The financial institution has adjusted its year-end price target for Ethereum (ETH) to $4,000, a decrease from its earlier estimate of $10,000, highlighting underlying vulnerabilities in the network’s economic framework.
In a research document labeled “Ethereum — Midlife Crisis,” the firm’s head of digital assets research, Geoffrey Kendrick, argued that Ethereum’s transition to proof-of-stake along with the emergence of Layer-2 (L2) networks has led to a decline in the value retained by the central blockchain.
Kendrick estimated that Base, the leading Layer-2 solution, has single-handedly stripped away $50 billion from Ethereum’s core market cap.
The analysis indicated:
“Layer 2 blockchains were intended to enhance ETH scalability, yet we estimate that Base, a significant Layer 2, has pulled $50 billion from ETH’s market capitalization. Lacking a shift in strategy from the Ethereum Foundation, we foresee ETH-BTC continuing its downward trend.”
Concerns Regarding L2 Effects
The report identified various elements contributing to Ethereum’s lackluster performance. While the network continues to lead in DeFi, NFTs, and tokenized assets, its capacity to capture value has weakened.
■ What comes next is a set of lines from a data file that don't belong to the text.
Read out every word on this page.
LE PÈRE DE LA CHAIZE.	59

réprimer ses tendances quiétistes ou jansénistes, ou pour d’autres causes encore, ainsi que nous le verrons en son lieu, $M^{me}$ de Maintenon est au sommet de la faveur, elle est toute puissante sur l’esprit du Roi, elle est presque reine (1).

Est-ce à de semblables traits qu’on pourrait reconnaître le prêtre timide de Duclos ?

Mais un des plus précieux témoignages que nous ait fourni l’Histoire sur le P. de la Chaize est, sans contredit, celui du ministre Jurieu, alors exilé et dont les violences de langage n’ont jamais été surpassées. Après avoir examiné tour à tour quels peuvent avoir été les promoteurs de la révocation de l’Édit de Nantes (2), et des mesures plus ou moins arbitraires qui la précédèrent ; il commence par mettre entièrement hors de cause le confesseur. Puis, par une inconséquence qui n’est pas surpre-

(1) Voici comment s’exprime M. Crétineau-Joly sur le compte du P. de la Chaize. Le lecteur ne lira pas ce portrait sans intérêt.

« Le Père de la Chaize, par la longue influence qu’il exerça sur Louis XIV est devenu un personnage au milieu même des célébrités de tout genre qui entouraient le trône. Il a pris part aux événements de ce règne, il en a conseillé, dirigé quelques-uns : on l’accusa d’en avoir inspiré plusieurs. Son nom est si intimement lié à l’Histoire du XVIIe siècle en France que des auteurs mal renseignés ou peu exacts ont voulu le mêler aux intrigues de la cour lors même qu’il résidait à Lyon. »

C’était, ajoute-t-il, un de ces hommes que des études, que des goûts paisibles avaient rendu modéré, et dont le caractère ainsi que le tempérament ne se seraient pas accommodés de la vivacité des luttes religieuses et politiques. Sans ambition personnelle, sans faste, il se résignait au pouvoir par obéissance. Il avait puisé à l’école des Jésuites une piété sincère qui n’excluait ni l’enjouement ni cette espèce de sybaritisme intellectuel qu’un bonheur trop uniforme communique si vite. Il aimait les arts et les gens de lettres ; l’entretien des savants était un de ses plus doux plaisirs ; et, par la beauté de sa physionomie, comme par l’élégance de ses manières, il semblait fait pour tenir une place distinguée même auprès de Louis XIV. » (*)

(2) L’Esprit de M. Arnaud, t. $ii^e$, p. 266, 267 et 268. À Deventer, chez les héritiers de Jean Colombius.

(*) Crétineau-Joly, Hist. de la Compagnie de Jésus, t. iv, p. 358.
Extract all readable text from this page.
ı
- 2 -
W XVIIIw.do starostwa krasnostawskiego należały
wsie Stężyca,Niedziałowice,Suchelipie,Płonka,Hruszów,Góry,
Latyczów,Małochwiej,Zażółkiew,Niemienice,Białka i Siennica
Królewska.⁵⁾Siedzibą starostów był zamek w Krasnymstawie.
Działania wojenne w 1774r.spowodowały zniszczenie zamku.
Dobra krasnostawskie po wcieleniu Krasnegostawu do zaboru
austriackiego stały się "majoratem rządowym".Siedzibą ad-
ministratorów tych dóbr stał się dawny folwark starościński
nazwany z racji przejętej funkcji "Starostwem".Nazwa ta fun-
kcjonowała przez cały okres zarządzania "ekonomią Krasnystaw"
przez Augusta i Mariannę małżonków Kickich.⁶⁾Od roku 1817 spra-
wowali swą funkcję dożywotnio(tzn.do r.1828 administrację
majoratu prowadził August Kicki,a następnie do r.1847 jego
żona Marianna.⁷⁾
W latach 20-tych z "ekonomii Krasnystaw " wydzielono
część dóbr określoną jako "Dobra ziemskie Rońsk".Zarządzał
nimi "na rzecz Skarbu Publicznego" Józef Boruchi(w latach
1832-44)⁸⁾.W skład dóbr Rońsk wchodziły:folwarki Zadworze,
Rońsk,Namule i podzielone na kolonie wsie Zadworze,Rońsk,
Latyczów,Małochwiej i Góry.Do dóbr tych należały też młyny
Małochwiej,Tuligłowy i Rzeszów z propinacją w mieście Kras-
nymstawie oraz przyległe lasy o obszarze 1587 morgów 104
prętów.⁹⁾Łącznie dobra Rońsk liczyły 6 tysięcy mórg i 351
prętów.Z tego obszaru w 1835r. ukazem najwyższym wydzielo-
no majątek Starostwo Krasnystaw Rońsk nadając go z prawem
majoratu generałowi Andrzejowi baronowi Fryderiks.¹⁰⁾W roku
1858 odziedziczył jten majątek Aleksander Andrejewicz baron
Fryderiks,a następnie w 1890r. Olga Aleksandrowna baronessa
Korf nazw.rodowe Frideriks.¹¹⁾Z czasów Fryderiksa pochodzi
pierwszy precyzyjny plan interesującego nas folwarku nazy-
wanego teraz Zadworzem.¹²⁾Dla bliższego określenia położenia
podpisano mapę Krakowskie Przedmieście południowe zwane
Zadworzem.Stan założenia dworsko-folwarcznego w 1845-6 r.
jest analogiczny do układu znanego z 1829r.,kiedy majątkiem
Kendrick noted that the rollout of the Dencun upgrade in March 2024 intensified this issue by bolstering L2 solutions, which now retain a greater portion of transaction fees while lowering costs for users.
He stated:
“A Layer 2 created to tackle Ethereum’s scalability challenge is reaping all the benefits, while the main protocol is falling behind.”
The analysis suggested that Ethereum’s economic contribution loss to L2 solutions could exceed $50 billion over time unless strategies are implemented to redirect more financial value back to the primary chain.
Kendrick recommended that Ethereum consider imposing a “super tax” on L2s, akin to how certain governments tax foreign mining corporations that exploit excessive profits.
Decline in ETH-BTC Ratio
Given these structural issues, the financial institution also lowered its Ethereum-Bitcoin (ETH-BTC) ratio forecast, even though it is currently at historic lows. The prediction now sees the ratio dropping to 0.015 by year-end, a significant fall from the previous target of 0.05.
This cautious outlook arises amidst a larger discussion regarding Ethereum’s long-term sustainability and whether its scaling solutions aimed at enhancing transaction efficiency could inadvertently favor external networks more than the Ethereum base layer itself.
Notably, the institution retained a more positive perspective on Ethereum’s long-term potential, anticipating a recovery to $6,000 by 2026 and $7,500 by 2027.